The largest private equity deal announced in 2021 was the $34 billion investment in Medline, a medical supply company headquartered in Northfield, Illinois. The money came from private equity firms Blackstone, The Carlyle Group and Hellman & Friedman. The second largest of the year was Bain Capital and Hellman & Friedman investing $17 billion in Athenahealth, a health tech company headquartered in Watertown, Massachusetts.

But during the first part of this year, private equity lost some of its appetite for healthcare investment. A report by KPMG found that from the fourth quarter of 2021 until the first quarter of 2022, activity by private equity investors in healthcare fell by as much as 50%. “Deal activity in 2021 was at a feverish pace that was unsustainable,” says Ross Nelson, principal and national healthcare strategy leader for KPMG.

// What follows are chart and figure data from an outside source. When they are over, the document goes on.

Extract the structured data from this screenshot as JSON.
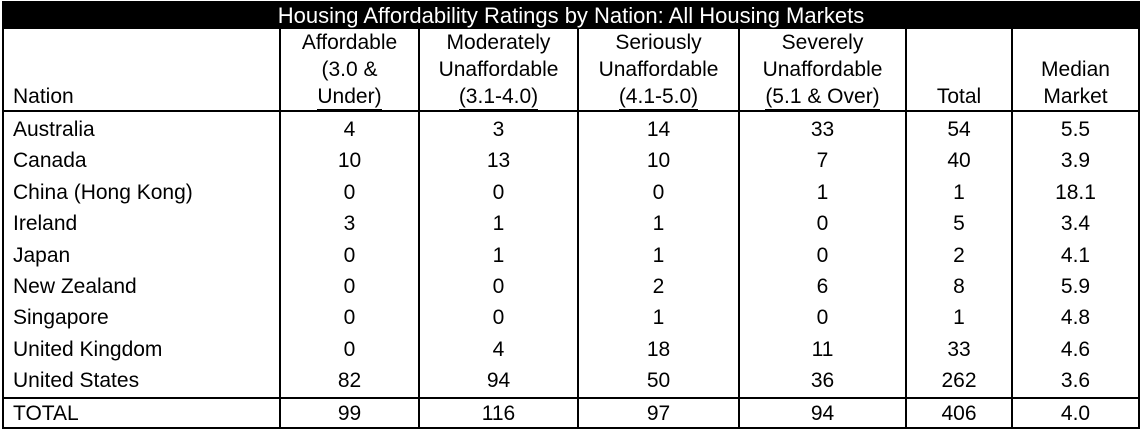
{
  "title": "Housing Affordability Ratings by Nation: All Housing Markets",
  "columns": {
    "nation": "Nation",
    "affordable": {
      "line1": "Affordable",
      "line2": "(3.0 &",
      "line3": "Under)"
    },
    "moderately": {
      "line1": "Moderately",
      "line2": "Unaffordable",
      "line3": "(3.1-4.0)"
    },
    "seriously": {
      "line1": "Seriously",
      "line2": "Unaffordable",
      "line3": "(4.1-5.0)"
    },
    "severely": {
      "line1": "Severely",
      "line2": "Unaffordable",
      "line3": "(5.1 & Over)"
    },
    "total": "Total",
    "median": {
      "line1": "Median",
      "line2": "Market"
    }
  },
  "rows": [
    {
      "nation": "Australia",
      "affordable": "4",
      "moderately": "3",
      "seriously": "14",
      "severely": "33",
      "total": "54",
      "median": "5.5"
    },
    {
      "nation": "Canada",
      "affordable": "10",
      "moderately": "13",
      "seriously": "10",
      "severely": "7",
      "total": "40",
      "median": "3.9"
    },
    {
      "nation": "China (Hong Kong)",
      "affordable": "0",
      "moderately": "0",
      "seriously": "0",
      "severely": "1",
      "total": "1",
      "median": "18.1"
    },
    {
      "nation": "Ireland",
      "affordable": "3",
      "moderately": "1",
      "seriously": "1",
      "severely": "0",
      "total": "5",
      "median": "3.4"
    },
    {
      "nation": "Japan",
      "affordable": "0",
      "moderately": "1",
      "seriously": "1",
      "severely": "0",
      "total": "2",
      "median": "4.1"
    },
    {
      "nation": "New Zealand",
      "affordable": "0",
      "moderately": "0",
      "seriously": "2",
      "severely": "6",
      "total": "8",
      "median": "5.9"
    },
    {
      "nation": "Singapore",
      "affordable": "0",
      "moderately": "0",
      "seriously": "1",
      "severely": "0",
      "total": "1",
      "median": "4.8"
    },
    {
      "nation": "United Kingdom",
      "affordable": "0",
      "moderately": "4",
      "seriously": "18",
      "severely": "11",
      "total": "33",
      "median": "4.6"
    },
    {
      "nation": "United States",
      "affordable": "82",
      "moderately": "94",
      "seriously": "50",
      "severely": "36",
      "total": "262",
      "median": "3.6"
    }
  ],
  "totals": {
    "nation": "TOTAL",
    "affordable": "99",
    "moderately": "116",
    "seriously": "97",
    "severely": "94",
    "total": "406",
    "median": "4.0"
  }
}
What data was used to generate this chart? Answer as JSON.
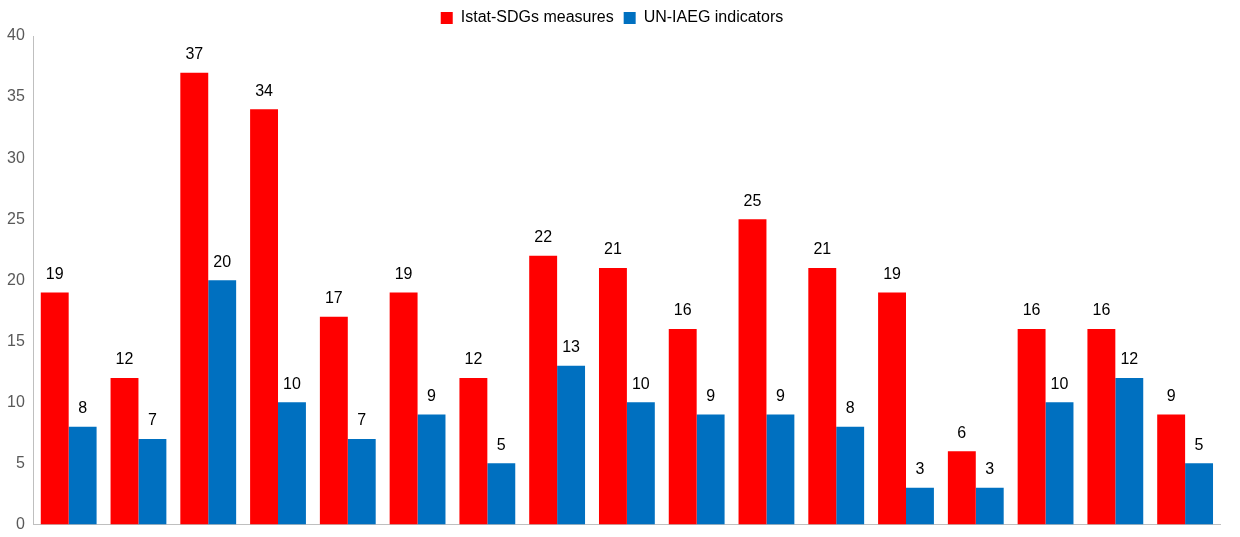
{
  "chart_data": {
    "type": "bar",
    "categories": [
      null,
      null,
      null,
      null,
      null,
      null,
      null,
      null,
      null,
      null,
      null,
      null,
      null,
      null,
      null,
      null,
      null
    ],
    "series": [
      {
        "name": "Istat-SDGs measures",
        "color": "#ff0000",
        "values": [
          19,
          12,
          37,
          34,
          17,
          19,
          12,
          22,
          21,
          16,
          25,
          21,
          19,
          6,
          16,
          16,
          9
        ]
      },
      {
        "name": "UN-IAEG indicators",
        "color": "#0070c0",
        "values": [
          8,
          7,
          20,
          10,
          7,
          9,
          5,
          13,
          10,
          9,
          9,
          8,
          3,
          3,
          10,
          12,
          5
        ]
      }
    ],
    "ylim": [
      0,
      40
    ],
    "yticks": [
      0,
      5,
      10,
      15,
      20,
      25,
      30,
      35,
      40
    ],
    "grid": false,
    "legend": "top",
    "data_labels": true
  }
}
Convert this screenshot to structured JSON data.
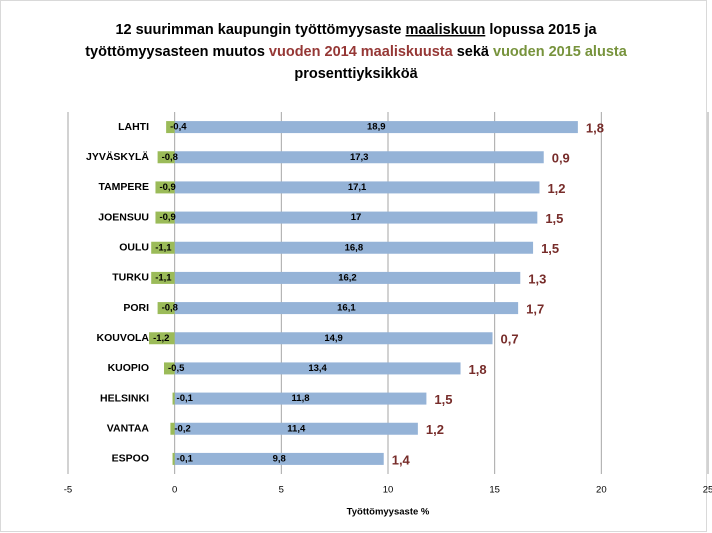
{
  "chart_data": {
    "type": "bar",
    "orientation": "horizontal",
    "title": [
      [
        {
          "text": "12 suurimman kaupungin työttömyysaste ",
          "color": "#000000"
        },
        {
          "text": "maaliskuun",
          "color": "#000000",
          "underline": true
        },
        {
          "text": " lopussa 2015 ja",
          "color": "#000000"
        }
      ],
      [
        {
          "text": "työttömyysasteen muutos ",
          "color": "#000000"
        },
        {
          "text": "vuoden 2014 maaliskuusta",
          "color": "#953735"
        },
        {
          "text": " sekä ",
          "color": "#000000"
        },
        {
          "text": "vuoden 2015 alusta",
          "color": "#77933c"
        }
      ],
      [
        {
          "text": "prosenttiyksikköä",
          "color": "#000000"
        }
      ]
    ],
    "x_label": "Työttömyysaste %",
    "categories": [
      "LAHTI",
      "JYVÄSKYLÄ",
      "TAMPERE",
      "JOENSUU",
      "OULU",
      "TURKU",
      "PORI",
      "KOUVOLA",
      "KUOPIO",
      "HELSINKI",
      "VANTAA",
      "ESPOO"
    ],
    "series": [
      {
        "color": "#95b3d7",
        "style": "bar",
        "values": [
          18.9,
          17.3,
          17.1,
          17,
          16.8,
          16.2,
          16.1,
          14.9,
          13.4,
          11.8,
          11.4,
          9.8
        ],
        "value_labels": [
          "18,9",
          "17,3",
          "17,1",
          "17",
          "16,8",
          "16,2",
          "16,1",
          "14,9",
          "13,4",
          "11,8",
          "11,4",
          "9,8"
        ]
      },
      {
        "color": "#9bbb59",
        "style": "bar",
        "values": [
          -0.4,
          -0.8,
          -0.9,
          -0.9,
          -1.1,
          -1.1,
          -0.8,
          -1.2,
          -0.5,
          -0.1,
          -0.2,
          -0.1
        ],
        "value_labels": [
          "-0,4",
          "-0,8",
          "-0,9",
          "-0,9",
          "-1,1",
          "-1,1",
          "-0,8",
          "-1,2",
          "-0,5",
          "-0,1",
          "-0,2",
          "-0,1"
        ]
      },
      {
        "color": "#772c2a",
        "style": "label",
        "values": [
          1.8,
          0.9,
          1.2,
          1.5,
          1.5,
          1.3,
          1.7,
          0.7,
          1.8,
          1.5,
          1.2,
          1.4
        ],
        "value_labels": [
          "1,8",
          "0,9",
          "1,2",
          "1,5",
          "1,5",
          "1,3",
          "1,7",
          "0,7",
          "1,8",
          "1,5",
          "1,2",
          "1,4"
        ]
      }
    ],
    "xlim": [
      -5,
      25
    ],
    "xticks": [
      -5,
      0,
      5,
      10,
      15,
      20,
      25
    ],
    "grid": true
  }
}
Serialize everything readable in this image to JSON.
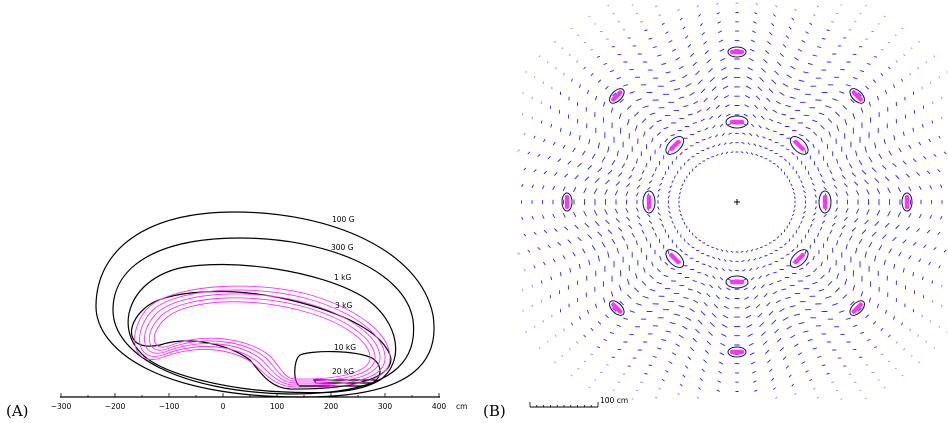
{
  "panel_a": {
    "label": "(A)",
    "axis": {
      "ticks": [
        "−300",
        "−200",
        "−100",
        "0",
        "100",
        "200",
        "300",
        "400"
      ],
      "unit": "cm"
    },
    "contour_labels": [
      "100 G",
      "300 G",
      "1 kG",
      "3 kG",
      "10 kG",
      "20 kG"
    ]
  },
  "panel_b": {
    "label": "(B)",
    "scale_bar_label": "100 cm",
    "coil_count": 8
  },
  "colors": {
    "contour": "#000000",
    "coil": "#ff33ff",
    "field_vectors": "#2020ff"
  }
}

The KPMG report found that private equity companies slowed their investments in hospitals and health systems due to rising labor and supply costs, although interest in healthcare IT and physician practices remained strong. The Russian invasion of Ukraine also was a factor and raised further supply chain concerns. Nelson says the continued switch of patients from traditional Medicare to Medicare Advantage plans “will continue to drive deal activity longer term.” At the same time, for many corporations, “balance sheets remain strong … and (private equity) still has a lot of money to deploy.”

Susan Ladika is an independent journalist in Tampa, Florida, who writes about healthcare and business.